We should be ecologically conservative – global warming may or may not be happening but why pollute the planet? – and probablistically conservative. The latter, however, has its limits. Nobody, not even Taleb, can live the sceptical life all the time – "It's an art, it's hard work." So he doesn't worry about crossing the road and doesn't lock his front door – "I can't start getting paranoid about that stuff." His wife locks it, however.

He believes in aristocratic – though not, he insists, elitist – values: elegance of manner and mind, grace under pressure, which is why you must shave before being executed. He believes in the Mediterranean way of talking and listening. One piece of advice he gives everybody is: go to lots of parties and listen, you might learn something by exposing yourself to black swans.

I ask him what he thinks are the primary human virtues, and eventually he comes up with magnanimity – punish your enemies but don't bear grudges; compassion – fairness always trumps efficiency; courage – very few people have this; and tenacity – tinker until it works for you.

"Let's be human the way we are human. Homo sum – I am a man. Don't accept any Olympian view of man and you will do better in society."

Above all, accept randomness. Accept that the world is opaque, majestically unknown and unknowable. From its depths emerge the black swans that can destroy us or make us free. Right now they're killing us, so remember to shave. But we can tinker our way out of it. It's what we do best. Listen to Taleb, an ancient figure, one of the great Mediterranean minds, when he says: "You find peace by coming to terms with what you don't know." Oh, and watch those carbs

Taleb's top life tips

1 Scepticism is effortful and costly. It is better to be sceptical about matters of large consequences, and be imperfect, foolish and human in the small and the aesthetic.

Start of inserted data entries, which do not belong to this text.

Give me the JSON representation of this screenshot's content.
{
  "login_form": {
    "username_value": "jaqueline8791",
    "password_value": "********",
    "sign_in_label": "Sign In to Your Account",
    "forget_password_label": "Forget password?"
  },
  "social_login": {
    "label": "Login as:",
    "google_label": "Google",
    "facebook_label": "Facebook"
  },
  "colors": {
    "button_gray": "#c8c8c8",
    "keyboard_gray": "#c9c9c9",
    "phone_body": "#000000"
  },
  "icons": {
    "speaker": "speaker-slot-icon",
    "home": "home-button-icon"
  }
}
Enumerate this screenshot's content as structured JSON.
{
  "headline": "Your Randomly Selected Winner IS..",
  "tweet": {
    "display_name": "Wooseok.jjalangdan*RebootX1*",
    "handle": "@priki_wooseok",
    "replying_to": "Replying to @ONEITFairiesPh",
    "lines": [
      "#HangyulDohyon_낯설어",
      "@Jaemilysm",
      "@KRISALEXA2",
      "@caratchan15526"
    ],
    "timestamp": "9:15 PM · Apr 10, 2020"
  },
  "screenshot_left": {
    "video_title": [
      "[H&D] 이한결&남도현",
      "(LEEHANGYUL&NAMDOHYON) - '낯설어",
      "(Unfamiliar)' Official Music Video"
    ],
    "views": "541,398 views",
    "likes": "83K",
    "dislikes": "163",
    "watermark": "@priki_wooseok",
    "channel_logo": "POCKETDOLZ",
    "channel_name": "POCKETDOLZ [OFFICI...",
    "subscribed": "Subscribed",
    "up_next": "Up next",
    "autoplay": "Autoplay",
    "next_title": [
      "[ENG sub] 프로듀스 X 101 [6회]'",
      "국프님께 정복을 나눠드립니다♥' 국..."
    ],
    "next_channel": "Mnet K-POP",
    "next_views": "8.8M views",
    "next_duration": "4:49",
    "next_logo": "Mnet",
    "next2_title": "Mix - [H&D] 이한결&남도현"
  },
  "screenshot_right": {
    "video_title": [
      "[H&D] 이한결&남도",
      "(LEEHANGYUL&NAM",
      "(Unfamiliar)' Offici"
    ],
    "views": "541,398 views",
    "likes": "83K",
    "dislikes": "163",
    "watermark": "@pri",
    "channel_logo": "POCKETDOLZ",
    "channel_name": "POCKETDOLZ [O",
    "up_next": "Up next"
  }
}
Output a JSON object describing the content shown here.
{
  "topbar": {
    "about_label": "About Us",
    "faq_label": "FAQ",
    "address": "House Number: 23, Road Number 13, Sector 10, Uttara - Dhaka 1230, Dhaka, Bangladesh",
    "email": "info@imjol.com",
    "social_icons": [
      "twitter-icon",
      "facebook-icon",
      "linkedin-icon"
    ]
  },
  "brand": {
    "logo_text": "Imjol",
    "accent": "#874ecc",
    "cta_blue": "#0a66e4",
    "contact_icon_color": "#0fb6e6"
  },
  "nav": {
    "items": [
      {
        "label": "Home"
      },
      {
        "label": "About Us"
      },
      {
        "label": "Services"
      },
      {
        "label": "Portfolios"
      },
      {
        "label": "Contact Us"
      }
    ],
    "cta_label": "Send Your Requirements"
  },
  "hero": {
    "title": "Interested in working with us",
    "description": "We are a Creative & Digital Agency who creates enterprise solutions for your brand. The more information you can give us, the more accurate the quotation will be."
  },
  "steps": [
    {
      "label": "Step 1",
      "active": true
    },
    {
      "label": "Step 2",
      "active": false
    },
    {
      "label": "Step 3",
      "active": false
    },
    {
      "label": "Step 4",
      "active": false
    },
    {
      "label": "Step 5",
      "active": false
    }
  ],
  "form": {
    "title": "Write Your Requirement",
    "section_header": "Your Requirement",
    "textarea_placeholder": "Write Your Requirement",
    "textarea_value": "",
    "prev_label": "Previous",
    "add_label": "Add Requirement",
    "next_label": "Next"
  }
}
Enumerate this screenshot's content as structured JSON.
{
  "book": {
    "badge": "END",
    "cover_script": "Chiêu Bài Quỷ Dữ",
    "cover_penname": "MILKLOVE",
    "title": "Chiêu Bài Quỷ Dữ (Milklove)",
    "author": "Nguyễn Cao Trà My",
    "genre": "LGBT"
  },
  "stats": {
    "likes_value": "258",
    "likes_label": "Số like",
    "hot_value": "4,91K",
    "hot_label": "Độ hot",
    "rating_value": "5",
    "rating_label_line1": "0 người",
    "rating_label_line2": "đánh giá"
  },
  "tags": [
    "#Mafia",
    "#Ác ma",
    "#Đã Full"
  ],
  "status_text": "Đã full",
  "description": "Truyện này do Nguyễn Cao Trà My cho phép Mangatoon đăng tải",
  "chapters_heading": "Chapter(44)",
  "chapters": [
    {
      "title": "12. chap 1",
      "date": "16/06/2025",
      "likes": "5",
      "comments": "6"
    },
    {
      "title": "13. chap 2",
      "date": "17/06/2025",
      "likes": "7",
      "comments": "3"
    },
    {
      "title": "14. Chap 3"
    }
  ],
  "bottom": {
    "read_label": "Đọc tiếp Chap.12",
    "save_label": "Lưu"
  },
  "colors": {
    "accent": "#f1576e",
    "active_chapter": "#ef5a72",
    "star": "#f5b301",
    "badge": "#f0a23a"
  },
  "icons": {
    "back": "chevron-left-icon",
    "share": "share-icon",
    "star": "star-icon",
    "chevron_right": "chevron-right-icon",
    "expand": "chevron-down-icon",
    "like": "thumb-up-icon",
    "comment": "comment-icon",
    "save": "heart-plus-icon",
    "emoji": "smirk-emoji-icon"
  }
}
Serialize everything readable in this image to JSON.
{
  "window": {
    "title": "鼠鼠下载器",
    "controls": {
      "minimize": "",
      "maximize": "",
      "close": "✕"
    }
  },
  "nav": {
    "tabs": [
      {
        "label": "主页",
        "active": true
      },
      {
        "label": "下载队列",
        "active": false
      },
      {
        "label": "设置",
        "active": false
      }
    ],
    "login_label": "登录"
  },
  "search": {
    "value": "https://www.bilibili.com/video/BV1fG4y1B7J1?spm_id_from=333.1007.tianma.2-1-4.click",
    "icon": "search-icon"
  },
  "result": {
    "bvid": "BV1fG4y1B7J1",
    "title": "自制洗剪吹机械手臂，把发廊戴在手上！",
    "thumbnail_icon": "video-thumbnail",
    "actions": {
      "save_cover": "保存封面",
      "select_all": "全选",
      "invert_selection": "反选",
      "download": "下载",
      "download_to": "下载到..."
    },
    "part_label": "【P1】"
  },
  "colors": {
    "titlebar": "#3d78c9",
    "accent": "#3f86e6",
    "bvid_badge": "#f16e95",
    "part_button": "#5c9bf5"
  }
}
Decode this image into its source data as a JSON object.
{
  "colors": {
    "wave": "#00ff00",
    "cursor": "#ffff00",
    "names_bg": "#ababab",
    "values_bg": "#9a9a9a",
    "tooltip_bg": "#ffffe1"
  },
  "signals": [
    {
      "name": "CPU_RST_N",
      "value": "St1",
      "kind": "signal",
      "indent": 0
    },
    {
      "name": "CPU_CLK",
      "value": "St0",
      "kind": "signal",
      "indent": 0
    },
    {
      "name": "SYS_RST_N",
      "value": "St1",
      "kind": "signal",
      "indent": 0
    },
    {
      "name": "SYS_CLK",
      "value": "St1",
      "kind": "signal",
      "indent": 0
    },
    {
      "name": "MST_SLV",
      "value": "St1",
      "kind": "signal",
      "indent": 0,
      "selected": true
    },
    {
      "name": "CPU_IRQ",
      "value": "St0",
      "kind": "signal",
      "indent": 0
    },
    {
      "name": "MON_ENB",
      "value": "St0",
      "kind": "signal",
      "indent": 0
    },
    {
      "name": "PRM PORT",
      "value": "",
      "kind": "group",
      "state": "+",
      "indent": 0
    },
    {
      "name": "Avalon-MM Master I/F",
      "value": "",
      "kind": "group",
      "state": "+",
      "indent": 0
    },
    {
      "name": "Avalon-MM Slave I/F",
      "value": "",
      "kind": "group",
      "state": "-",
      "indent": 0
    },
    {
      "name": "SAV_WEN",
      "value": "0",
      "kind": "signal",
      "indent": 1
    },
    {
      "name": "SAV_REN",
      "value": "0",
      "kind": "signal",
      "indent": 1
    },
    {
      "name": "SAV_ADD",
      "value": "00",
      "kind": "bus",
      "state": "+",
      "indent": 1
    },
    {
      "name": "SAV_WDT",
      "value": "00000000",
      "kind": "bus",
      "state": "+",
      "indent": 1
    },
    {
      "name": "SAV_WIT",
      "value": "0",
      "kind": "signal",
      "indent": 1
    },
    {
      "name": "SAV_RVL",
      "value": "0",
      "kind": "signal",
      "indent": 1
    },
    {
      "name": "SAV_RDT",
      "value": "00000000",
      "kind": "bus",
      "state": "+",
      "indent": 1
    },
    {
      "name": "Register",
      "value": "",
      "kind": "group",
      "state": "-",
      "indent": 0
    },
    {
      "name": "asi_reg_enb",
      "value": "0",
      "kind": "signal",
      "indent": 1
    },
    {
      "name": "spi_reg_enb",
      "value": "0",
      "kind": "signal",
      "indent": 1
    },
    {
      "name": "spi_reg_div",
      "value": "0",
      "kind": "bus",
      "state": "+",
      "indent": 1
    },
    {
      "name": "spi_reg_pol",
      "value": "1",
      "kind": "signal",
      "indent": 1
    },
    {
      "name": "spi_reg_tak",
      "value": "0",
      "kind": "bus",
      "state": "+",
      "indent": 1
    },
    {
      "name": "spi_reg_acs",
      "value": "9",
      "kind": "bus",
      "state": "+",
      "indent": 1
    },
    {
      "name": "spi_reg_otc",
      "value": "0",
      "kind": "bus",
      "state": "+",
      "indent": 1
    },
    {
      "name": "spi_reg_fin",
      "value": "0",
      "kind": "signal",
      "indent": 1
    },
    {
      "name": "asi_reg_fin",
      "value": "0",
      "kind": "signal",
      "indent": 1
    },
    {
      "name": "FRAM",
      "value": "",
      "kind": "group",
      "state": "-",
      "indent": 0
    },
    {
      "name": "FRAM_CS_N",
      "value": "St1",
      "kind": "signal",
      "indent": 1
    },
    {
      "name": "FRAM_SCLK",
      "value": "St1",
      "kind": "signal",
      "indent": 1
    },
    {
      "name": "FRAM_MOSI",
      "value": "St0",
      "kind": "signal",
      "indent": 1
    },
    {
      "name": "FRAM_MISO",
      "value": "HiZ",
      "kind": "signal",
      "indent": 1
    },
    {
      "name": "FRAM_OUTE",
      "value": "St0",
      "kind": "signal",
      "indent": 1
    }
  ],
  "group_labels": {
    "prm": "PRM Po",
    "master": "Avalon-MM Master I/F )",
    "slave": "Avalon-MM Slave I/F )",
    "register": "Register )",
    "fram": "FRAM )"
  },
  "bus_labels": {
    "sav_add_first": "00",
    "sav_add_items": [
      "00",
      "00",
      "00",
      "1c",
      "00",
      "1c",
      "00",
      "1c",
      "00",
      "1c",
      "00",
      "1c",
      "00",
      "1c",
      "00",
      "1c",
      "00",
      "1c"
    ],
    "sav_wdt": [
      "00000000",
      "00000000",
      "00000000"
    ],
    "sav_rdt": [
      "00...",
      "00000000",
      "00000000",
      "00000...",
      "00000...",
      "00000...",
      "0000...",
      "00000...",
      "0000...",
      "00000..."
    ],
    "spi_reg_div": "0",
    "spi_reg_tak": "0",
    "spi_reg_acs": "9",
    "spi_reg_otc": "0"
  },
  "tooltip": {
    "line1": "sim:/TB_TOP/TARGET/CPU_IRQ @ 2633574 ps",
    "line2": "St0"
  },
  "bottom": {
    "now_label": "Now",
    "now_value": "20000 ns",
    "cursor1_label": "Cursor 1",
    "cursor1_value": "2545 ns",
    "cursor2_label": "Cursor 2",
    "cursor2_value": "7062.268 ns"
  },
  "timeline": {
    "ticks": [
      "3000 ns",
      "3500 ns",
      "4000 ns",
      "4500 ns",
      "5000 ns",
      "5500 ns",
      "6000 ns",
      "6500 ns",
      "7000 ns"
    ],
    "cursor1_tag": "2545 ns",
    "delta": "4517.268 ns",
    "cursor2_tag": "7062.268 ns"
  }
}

2 Go to parties. You can't even start to know what you may find on the envelope of serendipity. If you suffer from agoraphobia, send colleagues.

3 It's not a good idea to take a forecast from someone wearing a tie. If possible, tease people who take themselves and their knowledge too seriously.

4 Wear your best for your execution and stand dignified. Your last recourse against randomness is how you act — if you can't control outcomes, you can control the elegance of your behaviour. You will always have the last word.

5 Don't disturb complicated systems that have been around for a very long time. We don't understand their logic. Don't pollute the planet. Leave it the way we found it, regardless of scientific 'evidence'.

6 Learn to fail with pride — and do so fast and cleanly. Maximise trial and error — by mastering the error part.

7 Avoid losers. If you hear someone use the words 'impossible', 'never', 'too difficult' too often, drop him or her from your social network. Never take 'no' for an answer (conversely, take most 'yeses' as 'most probably').

8 Don't read newspapers for the news (just for the gossip and, of course, profiles of authors). The best filter to know if the news matters is if you hear it in cafes, restaurants... or (again) parties.

9 Hard work will get you a professorship or a BMW. You need both work and luck for a Booker, a Nobel or a private jet.

10 Answer e-mails from junior people before more senior ones. Junior people have further to go and tend to remember who slighted them.